Une nouvelle étude de l'association coréenne KITA (Korea International Trade Association) souligne les impacts réels du mécanisme CBAM, mis en place par l'UE depuis janvier 2026, sur les importations à forte intensité carbone – acier, aluminium, ciment ou engrais. À partir de 2028, il devrait s'étendre également à la mécanique, à l'électronique ou aux dispositifs médicaux.

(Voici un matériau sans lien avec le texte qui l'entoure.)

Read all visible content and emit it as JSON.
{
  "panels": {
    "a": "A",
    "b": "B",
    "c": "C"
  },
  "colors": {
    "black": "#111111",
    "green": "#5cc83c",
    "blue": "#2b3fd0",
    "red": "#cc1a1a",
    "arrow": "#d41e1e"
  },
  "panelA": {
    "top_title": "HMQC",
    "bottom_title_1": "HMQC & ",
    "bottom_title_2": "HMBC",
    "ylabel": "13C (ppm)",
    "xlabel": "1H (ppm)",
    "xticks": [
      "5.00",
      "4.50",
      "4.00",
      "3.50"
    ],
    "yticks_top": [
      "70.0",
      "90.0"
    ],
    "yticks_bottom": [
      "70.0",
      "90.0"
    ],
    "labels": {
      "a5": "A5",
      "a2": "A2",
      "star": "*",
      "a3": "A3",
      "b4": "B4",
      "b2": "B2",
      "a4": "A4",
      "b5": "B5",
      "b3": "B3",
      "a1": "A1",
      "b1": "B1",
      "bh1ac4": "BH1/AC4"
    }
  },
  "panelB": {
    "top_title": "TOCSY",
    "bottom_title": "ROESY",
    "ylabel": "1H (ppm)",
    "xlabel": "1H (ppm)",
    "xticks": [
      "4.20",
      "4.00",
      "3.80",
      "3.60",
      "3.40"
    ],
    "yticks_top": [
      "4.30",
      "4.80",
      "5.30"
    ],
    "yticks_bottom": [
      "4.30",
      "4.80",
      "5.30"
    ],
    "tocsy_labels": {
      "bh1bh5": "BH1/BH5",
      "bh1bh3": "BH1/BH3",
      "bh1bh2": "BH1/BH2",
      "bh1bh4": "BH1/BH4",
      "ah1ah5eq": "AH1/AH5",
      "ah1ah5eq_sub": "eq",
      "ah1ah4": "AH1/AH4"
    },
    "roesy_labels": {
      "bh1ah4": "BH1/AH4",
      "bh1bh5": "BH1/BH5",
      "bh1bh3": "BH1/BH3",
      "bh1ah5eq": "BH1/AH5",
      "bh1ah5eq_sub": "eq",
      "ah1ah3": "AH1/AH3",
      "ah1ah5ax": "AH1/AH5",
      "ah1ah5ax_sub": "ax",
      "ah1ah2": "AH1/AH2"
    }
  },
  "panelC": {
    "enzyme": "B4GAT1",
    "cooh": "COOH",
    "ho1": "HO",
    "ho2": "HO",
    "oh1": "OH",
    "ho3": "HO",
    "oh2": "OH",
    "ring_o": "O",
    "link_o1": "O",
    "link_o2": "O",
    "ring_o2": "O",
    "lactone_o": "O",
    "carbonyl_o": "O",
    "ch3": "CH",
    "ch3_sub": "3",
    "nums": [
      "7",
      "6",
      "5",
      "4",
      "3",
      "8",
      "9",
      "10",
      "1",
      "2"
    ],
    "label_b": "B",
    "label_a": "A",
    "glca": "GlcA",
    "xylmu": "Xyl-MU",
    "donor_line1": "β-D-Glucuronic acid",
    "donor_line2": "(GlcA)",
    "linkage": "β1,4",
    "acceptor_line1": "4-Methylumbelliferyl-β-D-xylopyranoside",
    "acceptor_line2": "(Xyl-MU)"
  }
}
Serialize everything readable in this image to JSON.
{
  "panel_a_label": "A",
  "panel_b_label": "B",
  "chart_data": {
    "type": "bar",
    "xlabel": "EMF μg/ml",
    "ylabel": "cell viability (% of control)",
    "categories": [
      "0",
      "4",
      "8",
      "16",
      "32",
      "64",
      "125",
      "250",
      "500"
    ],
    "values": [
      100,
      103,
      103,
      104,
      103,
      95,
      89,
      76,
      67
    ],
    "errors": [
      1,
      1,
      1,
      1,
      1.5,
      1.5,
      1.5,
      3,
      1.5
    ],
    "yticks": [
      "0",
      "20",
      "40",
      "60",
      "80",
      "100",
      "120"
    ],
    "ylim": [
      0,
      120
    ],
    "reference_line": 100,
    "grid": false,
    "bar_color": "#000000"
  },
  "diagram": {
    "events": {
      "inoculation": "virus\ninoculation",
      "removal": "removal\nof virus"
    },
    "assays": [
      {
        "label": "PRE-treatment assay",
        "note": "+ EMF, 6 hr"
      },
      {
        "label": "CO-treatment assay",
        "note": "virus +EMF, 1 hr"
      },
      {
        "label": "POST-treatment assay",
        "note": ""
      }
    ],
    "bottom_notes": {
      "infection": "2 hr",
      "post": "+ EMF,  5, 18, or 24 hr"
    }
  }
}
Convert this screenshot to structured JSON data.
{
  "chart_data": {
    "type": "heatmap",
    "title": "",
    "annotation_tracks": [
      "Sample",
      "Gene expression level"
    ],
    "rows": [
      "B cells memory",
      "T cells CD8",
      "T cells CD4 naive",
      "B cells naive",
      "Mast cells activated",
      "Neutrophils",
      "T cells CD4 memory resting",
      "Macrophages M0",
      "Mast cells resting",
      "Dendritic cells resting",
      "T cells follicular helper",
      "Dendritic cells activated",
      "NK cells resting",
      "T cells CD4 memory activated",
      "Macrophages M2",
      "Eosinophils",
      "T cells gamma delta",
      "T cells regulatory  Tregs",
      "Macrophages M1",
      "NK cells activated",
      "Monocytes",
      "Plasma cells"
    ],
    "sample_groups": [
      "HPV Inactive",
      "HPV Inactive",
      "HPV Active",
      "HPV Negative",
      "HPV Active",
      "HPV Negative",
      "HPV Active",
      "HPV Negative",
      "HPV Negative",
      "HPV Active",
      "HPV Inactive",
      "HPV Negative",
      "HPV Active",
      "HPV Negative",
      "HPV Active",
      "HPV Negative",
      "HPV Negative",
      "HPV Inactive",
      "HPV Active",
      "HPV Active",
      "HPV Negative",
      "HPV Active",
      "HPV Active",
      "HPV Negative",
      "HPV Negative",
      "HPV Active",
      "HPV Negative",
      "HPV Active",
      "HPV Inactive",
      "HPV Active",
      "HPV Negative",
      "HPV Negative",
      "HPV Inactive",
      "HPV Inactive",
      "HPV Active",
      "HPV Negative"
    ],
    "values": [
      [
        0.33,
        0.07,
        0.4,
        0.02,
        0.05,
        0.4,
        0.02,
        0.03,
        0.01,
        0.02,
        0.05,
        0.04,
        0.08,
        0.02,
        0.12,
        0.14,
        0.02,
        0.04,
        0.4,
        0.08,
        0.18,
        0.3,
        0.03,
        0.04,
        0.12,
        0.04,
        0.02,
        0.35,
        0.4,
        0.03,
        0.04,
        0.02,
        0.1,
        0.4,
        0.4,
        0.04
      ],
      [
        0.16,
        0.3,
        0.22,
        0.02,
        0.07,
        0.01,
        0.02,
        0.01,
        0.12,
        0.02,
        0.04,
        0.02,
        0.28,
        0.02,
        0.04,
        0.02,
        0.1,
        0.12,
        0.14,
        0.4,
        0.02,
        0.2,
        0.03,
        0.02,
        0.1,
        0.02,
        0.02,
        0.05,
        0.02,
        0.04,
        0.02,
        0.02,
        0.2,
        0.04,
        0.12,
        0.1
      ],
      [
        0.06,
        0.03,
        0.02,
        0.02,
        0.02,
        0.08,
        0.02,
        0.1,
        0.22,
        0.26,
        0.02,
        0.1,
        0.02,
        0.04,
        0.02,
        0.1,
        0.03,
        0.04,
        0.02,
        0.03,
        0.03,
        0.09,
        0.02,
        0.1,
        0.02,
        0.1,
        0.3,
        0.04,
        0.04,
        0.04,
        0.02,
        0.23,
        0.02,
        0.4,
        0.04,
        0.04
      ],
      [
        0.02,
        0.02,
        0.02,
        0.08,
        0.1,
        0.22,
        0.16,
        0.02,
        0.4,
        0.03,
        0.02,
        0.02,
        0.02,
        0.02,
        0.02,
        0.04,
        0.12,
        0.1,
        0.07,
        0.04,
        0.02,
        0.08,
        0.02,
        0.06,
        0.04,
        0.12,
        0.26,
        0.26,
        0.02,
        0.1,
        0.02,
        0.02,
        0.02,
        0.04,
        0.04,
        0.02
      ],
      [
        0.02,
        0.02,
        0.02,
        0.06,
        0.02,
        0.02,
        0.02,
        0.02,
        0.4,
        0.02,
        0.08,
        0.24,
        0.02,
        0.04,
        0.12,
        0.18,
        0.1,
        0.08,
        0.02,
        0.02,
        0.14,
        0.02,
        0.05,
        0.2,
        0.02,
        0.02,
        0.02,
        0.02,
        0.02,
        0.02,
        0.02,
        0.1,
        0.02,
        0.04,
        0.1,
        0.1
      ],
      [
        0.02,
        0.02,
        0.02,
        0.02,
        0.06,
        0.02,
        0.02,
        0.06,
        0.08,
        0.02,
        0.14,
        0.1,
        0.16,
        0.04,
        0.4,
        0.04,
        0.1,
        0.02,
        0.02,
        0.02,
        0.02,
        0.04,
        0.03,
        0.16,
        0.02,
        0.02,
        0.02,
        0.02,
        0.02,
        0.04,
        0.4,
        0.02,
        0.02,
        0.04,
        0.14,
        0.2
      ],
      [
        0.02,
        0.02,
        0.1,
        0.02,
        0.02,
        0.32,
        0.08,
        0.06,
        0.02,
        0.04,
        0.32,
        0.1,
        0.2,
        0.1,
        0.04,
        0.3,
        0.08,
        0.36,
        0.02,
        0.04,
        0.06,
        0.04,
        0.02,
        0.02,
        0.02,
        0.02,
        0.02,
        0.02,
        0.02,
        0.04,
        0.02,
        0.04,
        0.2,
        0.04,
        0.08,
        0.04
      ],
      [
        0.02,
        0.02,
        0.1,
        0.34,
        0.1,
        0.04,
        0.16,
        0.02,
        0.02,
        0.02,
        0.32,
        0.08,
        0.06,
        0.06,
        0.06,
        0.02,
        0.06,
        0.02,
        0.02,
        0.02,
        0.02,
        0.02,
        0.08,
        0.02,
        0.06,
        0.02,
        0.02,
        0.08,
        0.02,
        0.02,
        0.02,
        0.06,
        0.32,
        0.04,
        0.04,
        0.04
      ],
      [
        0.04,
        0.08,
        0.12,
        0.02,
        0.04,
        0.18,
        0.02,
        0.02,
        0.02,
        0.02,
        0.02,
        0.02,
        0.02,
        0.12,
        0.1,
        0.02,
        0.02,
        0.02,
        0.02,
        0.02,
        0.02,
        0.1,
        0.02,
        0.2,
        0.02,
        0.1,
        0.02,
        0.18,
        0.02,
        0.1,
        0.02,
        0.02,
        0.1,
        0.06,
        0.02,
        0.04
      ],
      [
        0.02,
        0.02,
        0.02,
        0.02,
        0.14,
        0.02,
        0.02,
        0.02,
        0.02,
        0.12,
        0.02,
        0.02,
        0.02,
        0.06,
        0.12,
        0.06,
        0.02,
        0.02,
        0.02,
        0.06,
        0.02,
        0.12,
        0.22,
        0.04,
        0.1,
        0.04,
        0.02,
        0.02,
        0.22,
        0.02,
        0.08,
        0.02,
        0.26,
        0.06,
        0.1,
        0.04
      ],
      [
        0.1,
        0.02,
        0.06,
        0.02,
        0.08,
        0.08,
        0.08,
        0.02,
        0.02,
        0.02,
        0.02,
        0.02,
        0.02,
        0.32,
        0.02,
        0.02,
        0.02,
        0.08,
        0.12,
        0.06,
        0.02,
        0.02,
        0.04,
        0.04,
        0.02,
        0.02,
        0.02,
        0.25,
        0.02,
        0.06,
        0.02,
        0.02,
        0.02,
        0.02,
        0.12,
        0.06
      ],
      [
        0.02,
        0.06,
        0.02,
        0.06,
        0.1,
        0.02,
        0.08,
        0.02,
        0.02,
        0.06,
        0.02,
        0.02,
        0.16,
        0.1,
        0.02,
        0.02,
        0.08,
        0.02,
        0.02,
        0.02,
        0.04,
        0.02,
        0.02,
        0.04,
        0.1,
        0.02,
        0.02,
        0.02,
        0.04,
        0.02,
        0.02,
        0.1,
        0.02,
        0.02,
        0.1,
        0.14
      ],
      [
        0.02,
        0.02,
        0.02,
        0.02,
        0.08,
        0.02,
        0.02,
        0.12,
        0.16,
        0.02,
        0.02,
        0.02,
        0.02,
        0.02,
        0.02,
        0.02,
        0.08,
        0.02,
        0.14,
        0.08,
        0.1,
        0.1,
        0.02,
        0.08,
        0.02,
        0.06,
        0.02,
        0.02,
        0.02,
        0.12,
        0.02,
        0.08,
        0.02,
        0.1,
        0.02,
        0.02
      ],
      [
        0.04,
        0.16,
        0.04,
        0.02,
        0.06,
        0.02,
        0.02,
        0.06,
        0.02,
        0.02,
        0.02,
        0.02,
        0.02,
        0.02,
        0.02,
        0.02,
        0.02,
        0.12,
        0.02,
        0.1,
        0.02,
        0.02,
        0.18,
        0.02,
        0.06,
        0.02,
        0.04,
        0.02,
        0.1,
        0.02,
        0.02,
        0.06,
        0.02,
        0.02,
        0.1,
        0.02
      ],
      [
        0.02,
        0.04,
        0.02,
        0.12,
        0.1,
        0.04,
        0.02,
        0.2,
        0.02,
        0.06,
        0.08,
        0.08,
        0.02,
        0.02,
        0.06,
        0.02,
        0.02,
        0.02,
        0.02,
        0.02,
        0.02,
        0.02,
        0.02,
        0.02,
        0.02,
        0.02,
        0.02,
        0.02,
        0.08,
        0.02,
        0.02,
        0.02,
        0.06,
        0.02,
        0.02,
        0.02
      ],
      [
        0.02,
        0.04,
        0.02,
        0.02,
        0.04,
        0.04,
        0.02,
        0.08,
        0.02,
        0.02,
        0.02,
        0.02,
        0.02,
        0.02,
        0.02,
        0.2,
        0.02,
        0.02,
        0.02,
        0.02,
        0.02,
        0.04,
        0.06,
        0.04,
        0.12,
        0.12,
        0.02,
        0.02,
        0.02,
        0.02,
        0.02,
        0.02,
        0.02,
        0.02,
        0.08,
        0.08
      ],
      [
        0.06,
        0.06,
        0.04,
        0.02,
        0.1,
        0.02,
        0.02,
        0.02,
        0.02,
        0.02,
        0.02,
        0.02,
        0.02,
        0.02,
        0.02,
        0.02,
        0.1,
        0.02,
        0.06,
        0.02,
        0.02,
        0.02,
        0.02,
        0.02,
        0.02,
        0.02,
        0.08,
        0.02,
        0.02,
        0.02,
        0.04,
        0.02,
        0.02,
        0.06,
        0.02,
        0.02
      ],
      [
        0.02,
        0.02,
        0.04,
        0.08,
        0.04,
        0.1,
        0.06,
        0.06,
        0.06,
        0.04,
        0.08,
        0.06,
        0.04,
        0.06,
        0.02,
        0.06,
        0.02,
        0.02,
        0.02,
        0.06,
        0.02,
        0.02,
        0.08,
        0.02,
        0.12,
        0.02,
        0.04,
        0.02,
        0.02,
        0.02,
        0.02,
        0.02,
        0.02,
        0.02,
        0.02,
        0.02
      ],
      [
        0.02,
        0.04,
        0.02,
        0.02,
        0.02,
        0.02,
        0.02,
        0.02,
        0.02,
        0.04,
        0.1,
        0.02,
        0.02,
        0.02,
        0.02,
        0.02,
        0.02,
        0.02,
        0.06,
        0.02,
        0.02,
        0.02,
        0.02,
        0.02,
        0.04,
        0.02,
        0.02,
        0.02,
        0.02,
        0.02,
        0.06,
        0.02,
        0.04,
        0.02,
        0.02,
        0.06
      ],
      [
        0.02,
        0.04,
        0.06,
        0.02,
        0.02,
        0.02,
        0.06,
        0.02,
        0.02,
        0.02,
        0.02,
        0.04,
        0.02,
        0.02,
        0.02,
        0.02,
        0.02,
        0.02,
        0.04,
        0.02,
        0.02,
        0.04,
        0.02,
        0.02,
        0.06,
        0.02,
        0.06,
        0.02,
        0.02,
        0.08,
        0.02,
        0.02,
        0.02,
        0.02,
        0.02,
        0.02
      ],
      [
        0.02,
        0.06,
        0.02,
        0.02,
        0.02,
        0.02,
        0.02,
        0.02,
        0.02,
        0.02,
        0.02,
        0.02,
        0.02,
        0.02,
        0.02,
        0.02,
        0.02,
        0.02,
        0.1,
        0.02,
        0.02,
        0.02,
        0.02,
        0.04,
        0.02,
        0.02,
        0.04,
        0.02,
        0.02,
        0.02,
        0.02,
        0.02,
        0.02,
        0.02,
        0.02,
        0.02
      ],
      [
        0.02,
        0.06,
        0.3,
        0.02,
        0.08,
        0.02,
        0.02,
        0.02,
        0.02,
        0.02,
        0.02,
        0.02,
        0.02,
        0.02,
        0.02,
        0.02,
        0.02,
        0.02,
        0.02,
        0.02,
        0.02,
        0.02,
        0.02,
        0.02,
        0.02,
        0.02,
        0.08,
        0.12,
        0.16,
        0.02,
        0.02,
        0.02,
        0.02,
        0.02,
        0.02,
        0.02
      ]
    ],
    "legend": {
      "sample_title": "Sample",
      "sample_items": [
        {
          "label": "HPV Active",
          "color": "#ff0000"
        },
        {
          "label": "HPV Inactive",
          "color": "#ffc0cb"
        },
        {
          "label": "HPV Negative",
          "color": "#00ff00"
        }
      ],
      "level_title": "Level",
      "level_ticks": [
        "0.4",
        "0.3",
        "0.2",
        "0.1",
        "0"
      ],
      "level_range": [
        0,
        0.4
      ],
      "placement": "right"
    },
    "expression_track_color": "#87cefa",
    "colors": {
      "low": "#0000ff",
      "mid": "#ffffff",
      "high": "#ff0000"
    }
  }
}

Selon l'association, le tournant clé arrivera en 2031. Les quotas d'émission gratuits, qui couvrent aujourd'hui 97,5 % de la production, tomberont en dessous de 40 % – et disparaîtront complètement d'ici 2034. Pour les exportateurs, cela signifie une hausse spectaculaire des coûts.
KITA estime que :
- chaque hausse de 1 % due au CBAM réduit le volume des exportations de 0,98 %
- d'ici 2030, on prévoit une baisse des exportations des produits concernés de 0,9 à 5,3 %
- entre 2031 et 2034, jusqu'à 7,7 à 17,9 %
Même si l'étude cible la Corée du Sud, la leçon est universelle. Les entreprises qui souhaitent rester compétitives sur le marché européen doivent, d'ici 2030, réussir la transition vers une production à faible émission de carbone et mettre en place une gestion transparente des émissions dans toute la chaîne d'approvisionnement.